Updated

Five American soldiers were killed Monday by a roadside bomb in the northern city of Mosul, described as one of Al Qaeda in Iraq's last strongholds, just days after a house explosion and suicide attack killed as many as 60 people there.

Insurgents in a nearby mosque opened fire on other soldiers in the patrol after the roadside bombing, prompting a fierce gunbattle as U.S. and Iraqi troops secured the area, the military said. Iraqi soldiers entered the mosque but the gunmen had already fled, according to the statement.

Iraqi army reinforcements have moved into position near the city, 225 miles northwest of Baghdad, ahead of a planned offensive announced by Iraqi Prime Minister Nouri al-Maliki.

Monday's deaths raised to at least 36 the number of American troop deaths reported this month, an increase from the 23 recorded in December in one of the lowest monthly totals since the war started in March 2003.

Iraqi police in Mosul, the capital of Ninevah province, reported clashes between U.S.-Iraqi forces and gunmen in a middle-class Sunni neighborhood believed to be an insurgent stronghold.

An officer, speaking on condition of anonymity because he was not authorized to release the information, said three civilians were wounded and helicopters had bombarded buildings in the southeastern Sumar neighborhood, which has seen frequent attacks on U.S. and Iraqi forces that have led to a series of raids.

"The insurgents are willing to desecrate a place of worship by using it to attack soldiers to further their agenda," said Maj. Peggy Kageleiry, a U.S. military spokeswoman in northern Iraq.

U.S. commanders describe Mosul as the last major urban center with a significant Al Qaeda presence since the terror network has been driven from its strongholds in the capital and Anbar province.

The U.S. military has said Iraqi security forces will take the lead in Mosul — a major test of Washington's plan to, at an undetermined date, shrink the American force and leave it as backup for Iraqi security forces.

The Iraqi Red Crescent Organization, meanwhile, gave a higher death toll than Iraqi officials from Wednesday's devastating house explosion. The U.S. military said the cause of the blast has yet to be determined, although Iraqi officials were quick to blame Al Qaeda.

Bolstering that claim, a suicide attacker killed a top police official and two other officers as they toured the wreckage the next day.

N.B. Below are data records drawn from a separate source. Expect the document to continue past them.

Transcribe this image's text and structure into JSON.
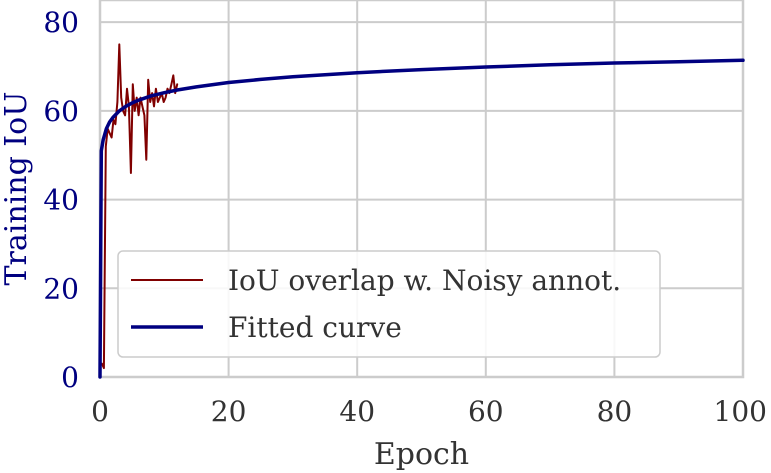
{
  "chart_data": {
    "type": "line",
    "xlabel": "Epoch",
    "ylabel": "Training IoU",
    "xlim": [
      0,
      100
    ],
    "ylim": [
      0,
      85
    ],
    "x_ticks": [
      "0",
      "20",
      "40",
      "60",
      "80",
      "100"
    ],
    "y_ticks": [
      "0",
      "20",
      "40",
      "60",
      "80"
    ],
    "grid": true,
    "legend_position": "lower-right",
    "colors": {
      "ylabel": "#000080",
      "grid": "#cccccc",
      "axis": "#cccccc"
    },
    "series": [
      {
        "name": "IoU overlap w. Noisy annot.",
        "color": "#800000",
        "x": [
          0.3,
          0.6,
          0.9,
          1.2,
          1.5,
          1.8,
          2.1,
          2.4,
          2.7,
          3.0,
          3.3,
          3.6,
          3.9,
          4.2,
          4.5,
          4.8,
          5.1,
          5.4,
          5.7,
          6.0,
          6.3,
          6.6,
          6.9,
          7.2,
          7.5,
          7.8,
          8.1,
          8.4,
          8.7,
          9.0,
          9.3,
          9.6,
          9.9,
          10.2,
          10.5,
          10.8,
          11.1,
          11.4,
          11.7,
          12.0
        ],
        "y": [
          3,
          2,
          52,
          56,
          55,
          54,
          58,
          57,
          62,
          75,
          63,
          60,
          59,
          65,
          61,
          46,
          66,
          60,
          63,
          59,
          63,
          61,
          59,
          49,
          67,
          62,
          64,
          61,
          65,
          62,
          63,
          64,
          62,
          63,
          65,
          64,
          66,
          68,
          64,
          66
        ]
      },
      {
        "name": "Fitted curve",
        "color": "#000080",
        "x": [
          0,
          0.2,
          0.5,
          1,
          1.5,
          2,
          3,
          4,
          5,
          6,
          8,
          10,
          12,
          15,
          20,
          25,
          30,
          40,
          50,
          60,
          70,
          80,
          90,
          100
        ],
        "y": [
          0,
          51,
          53.5,
          56,
          57.5,
          58.5,
          60,
          61,
          61.8,
          62.4,
          63.4,
          64.1,
          64.7,
          65.4,
          66.4,
          67.1,
          67.7,
          68.6,
          69.3,
          69.9,
          70.4,
          70.8,
          71.1,
          71.4
        ]
      }
    ]
  }
}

The relief organization said more than 60 people were killed and 280 wounded based on estimates from relatives who buried victims without officially registering them. Iraqi officials in Mosul maintain that nearly 40 were killed and more than 200 wounded.

The U.S.-led security crackdown, along with a Sunni revolt against Al Qaeda in Iraq and a cease-fire order by radical Shiite cleric Muqtada al-Sadr have been credited with a dramatic drop in attacks in the capital.

However, influential members of al-Sadr's movement said Monday they have urged the anti-U.S. Shiite cleric to follow through with threats not to extend the cease-fire when it expires next month, a move that could jeopardize the recent security gains.

The Sadrists are angry over the insistence of U.S. and Iraqi forces on continuing to hunt down so-called rogue fighters who ignored the six-month order, which was issued in August. Al-Sadr's followers claim this is a pretext to crack down on their movement.

The maverick cleric announced earlier this month that he would not renew the order unless the Iraqi government purges "criminal gangs" operating within security forces he claims are targeting his followers.

That was a reference to rival Shiite militiamen from the Badr Brigade who have infiltrated security forces participating in the ongoing crackdown against breakaway militia cells the U.S. has said were linked to Iran.

The political commission of al-Sadr's movement and some lawmakers and senior officials said they were urging him to follow through with his threat, pointing to recent raids against the movement in the southern Shiite cities of Diwaniyah, Basra and Karbala.

"We presented a historic opportunity when we froze the (Mahdi) army," Nasser al-Rubaie, leader of the Sadrists in parliament, told reporters Monday. "But the step was negatively capitalized on."

The group planned to send the message to al-Sadr's main office in the holy city of Najaf, two Sadrist legislators and a member of the political commission told The Associated Press. They spoke on condition of anonymity because of fears of retribution.

"We have demanded that the government purge these security organs and release our detainees," one official said. "We have not found any positive response so far from the government, so why then should we continue freezing the (Mahdi Army)?"

Al-Sadr's political commission is made up of the movement's most powerful officials whose opinion often reflects that of the reclusive cleric, although the officials stressed that he retains sole decision-making authority over the militia.

Underscoring the complaints, the military announced the arrest Monday of a man accused of gathering intelligence, using computers and forging documents as an associate of militia leaders involved in attacks on U.S.-led forces.

U.S. troops also detained 18 Al Qaeda-linked militants in two days of operations ending Monday north of Baghdad.

Mahdi Army militiamen fought U.S. troops for much of 2004, and al-Sadr has tirelessly called for the withdrawal of U.S. forces from Iraq.